A composição é assinada pela dupla, e a canção conta ainda com direção musical do DJ Duh, produtor que já trabalhou com nomes como Emicida, Ivete Sangalo e Gaby Amarantos; produção musical de Donloco; e mixagem e masterização de Alejandra Luciani, que já atuou ao lado de Ava Rocha, Liniker e Elza Soares.

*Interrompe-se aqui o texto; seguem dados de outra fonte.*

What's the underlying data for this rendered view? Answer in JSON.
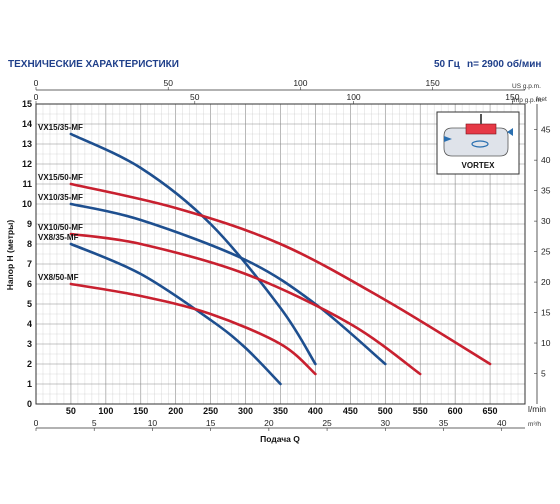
{
  "header": {
    "title": "ТЕХНИЧЕСКИЕ ХАРАКТЕРИСТИКИ",
    "frequency": "50 Гц",
    "speed": "n= 2900 об/мин"
  },
  "inset": {
    "label": "VORTEX"
  },
  "colors": {
    "header_text": "#1f3f8a",
    "curve_blue": "#1e4f8f",
    "curve_red": "#c8202f",
    "grid": "#c9c9c9",
    "grid_major": "#8a8a8a"
  },
  "chart_data": {
    "type": "line",
    "xlabel": "Подача Q",
    "ylabel": "Напор Н (метры)",
    "x_unit": "l/min",
    "x_unit_secondary": "m³/h",
    "x_unit_us": "US g.p.m.",
    "x_unit_imp": "Imp g.p.m.",
    "y_unit_right": "feet",
    "xlim": [
      0,
      700
    ],
    "ylim": [
      0,
      15
    ],
    "x_ticks": [
      "0",
      "50",
      "100",
      "150",
      "200",
      "250",
      "300",
      "350",
      "400",
      "450",
      "500",
      "550",
      "600",
      "650"
    ],
    "x_ticks_m3h": [
      "0",
      "5",
      "10",
      "15",
      "20",
      "25",
      "30",
      "35",
      "40"
    ],
    "x_ticks_us": [
      "0",
      "50",
      "100",
      "150"
    ],
    "x_ticks_imp": [
      "0",
      "50",
      "100",
      "150"
    ],
    "y_ticks": [
      "0",
      "1",
      "2",
      "3",
      "4",
      "5",
      "6",
      "7",
      "8",
      "9",
      "10",
      "11",
      "12",
      "13",
      "14",
      "15"
    ],
    "y_ticks_feet": [
      "5",
      "10",
      "15",
      "20",
      "25",
      "30",
      "35",
      "40",
      "45"
    ],
    "grid": true,
    "series": [
      {
        "name": "VX15/35-MF",
        "color": "blue",
        "x": [
          50,
          150,
          250,
          350,
          400
        ],
        "y": [
          13.5,
          11.8,
          9.0,
          4.8,
          2.0
        ]
      },
      {
        "name": "VX15/50-MF",
        "color": "red",
        "x": [
          50,
          200,
          350,
          500,
          650
        ],
        "y": [
          11.0,
          9.8,
          8.0,
          5.2,
          2.0
        ]
      },
      {
        "name": "VX10/35-MF",
        "color": "blue",
        "x": [
          50,
          150,
          300,
          400,
          500
        ],
        "y": [
          10.0,
          9.2,
          7.2,
          5.0,
          2.0
        ]
      },
      {
        "name": "VX10/50-MF",
        "color": "red",
        "x": [
          50,
          150,
          300,
          450,
          550
        ],
        "y": [
          8.5,
          8.0,
          6.5,
          4.0,
          1.5
        ]
      },
      {
        "name": "VX8/35-MF",
        "color": "blue",
        "x": [
          50,
          150,
          250,
          300,
          350
        ],
        "y": [
          8.0,
          6.5,
          4.2,
          2.8,
          1.0
        ]
      },
      {
        "name": "VX8/50-MF",
        "color": "red",
        "x": [
          50,
          150,
          250,
          350,
          400
        ],
        "y": [
          6.0,
          5.4,
          4.5,
          3.0,
          1.5
        ]
      }
    ]
  }
}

A faixa foi gravada no estúdio Floresta Sonora, em Belém (PA).
Já o videoclipe, que conta com direção e roteiro da própria Anna Suav, em parceria com Xavier Amorim, retrata algumas cenas comuns de meninas e mulheres e suas vivências de exploração sexual na vida noturna e redes de prostituição que podem ser encontradas em barcos da Amazônia, por exemplo.

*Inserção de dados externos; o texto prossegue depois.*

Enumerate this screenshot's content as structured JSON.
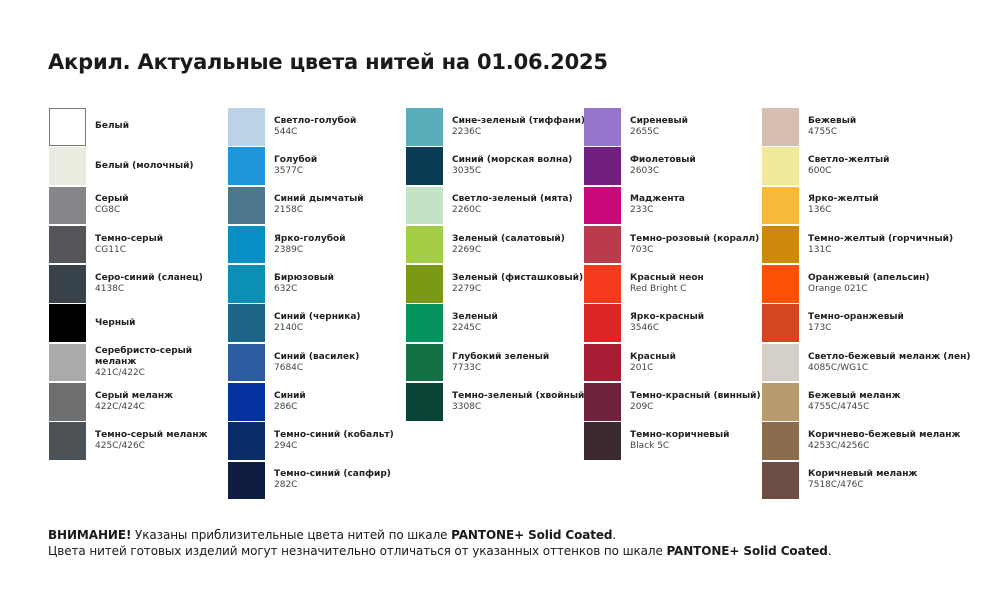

“A música propõe debates pertinentes, que impactam positivamente na construção de um mundo melhor. Acreditamos que os projetos selecionados pelo edital Natura Musical podem contribuir para a construção de um futuro mais bonito, cada vez mais plural, inclusivo e sustentável”, afirma Fernanda Paiva, Head of Global Cultural Branding.
O álbum “Ritual das Candeias” foi selecionado pelo edital Natura Musical, por meio da lei estadual de incentivo à cultura do Pará (Semear), ao lado de nomes como Nic Dias, Sumano MC, Festival MANA e Mestras do Pará, por exemplo. No Estado, a plataforma já ofereceu recursos para mais de 69 projetos até 2020, como Manoel Cordeiro, Dona Onete, Pinduca, Felipe Cordeiro e Thaís Badú.
LETRA
Tô pique nervosa na situação.
Faz continência pras buce,
cês acham que a gente perdeu a razão?
Eles que perderam esse cargo de chefe e querem submissão.
Quantas vezes exploraram quem te deu a mão?
Toda vez que o sangue dela escorreu no chão.
Vocês matam e ainda tem a absolvição.
Vou fazer vocês pedirem com a cara no chão, porra!
Eu já falei, vou me esquivar!
Quando a gente anda em bando não tem quem parar.
Querem separar, querem se apossar.
Querem nosso corpo e querem nos fazer calar.
Não mexe comigo nem com as minhas irmãs.
Vai logo saber o que é perigo na mão da menina da Cremação.
Tô tipo revoltada, andando na contramão com os pés no chão.
O boto que cês falam abusam garotinhas tá mais pra bicho papão.
No flow ribeirinha, eu vou pela margem, selvagem, visão à espreita.
Revolta sedenta, me sirvo à vontade, movida por ódio, mato na caneta.
Acharam que eram de gozo, preste atenção nos gritos.
Ecoando o desespero, apertando o meu pescoço.
Sem prazer na servidão, solidão vem como imposto.
Inocência é lenda urbana e motivo de desgosto.
Se a mão que embala o berço é a mesma a que põe o dedo.
Se a mão que tem o terço, amaldiçoa desde cedo.
Na escuridão do quarto, cheira a talco, cheira à vela,
cheira à falo e cheira a medo.
Mujeres y mercancías, negociam nossos corpos,
tratam como território, fetiche histórico.
Levadas por barcos pra seus coronéis,
comendo garotas, criando bordéis fluviais.
Lamentos letais lendários e lentos,
processos perdidos queimados no tempo.
Não mexe comigo nem com as minhas irmãs.
Vai logo saber o que é perigo na mão da menina da Cremação.
Tô tipo revoltada, andando na contramão com os pés no chão.
O boto que cês falam abusam garotinhas tá mais pra bicho papão.
Crianças, mulheres vendidas, infância e pureza perdida.
Se eu falar que fui uma, caí na armadilha e ninguém sabia.
Cresci com a cabeça ferida, confusão parte da minha vida.
Ser forte, única saída, ribeirinhas do Norte.
Já não me sujeito mais, já chega de sofrer calada.
Já chega de venderem nossas crianças, já chega de trocarem por nada.
Eu vim de lá, onde boto engravida menina, onde velho manda e abusa da própria filha.
Onde todo mundo sabe o que acontece e ninguém fala nada pois já virou rotina.
Eu vim pra explanar o que vocês dizem que não sabiam,
o boto se esconde atrás de um rosto familiar, um monstro que vem à noite pra te pegar.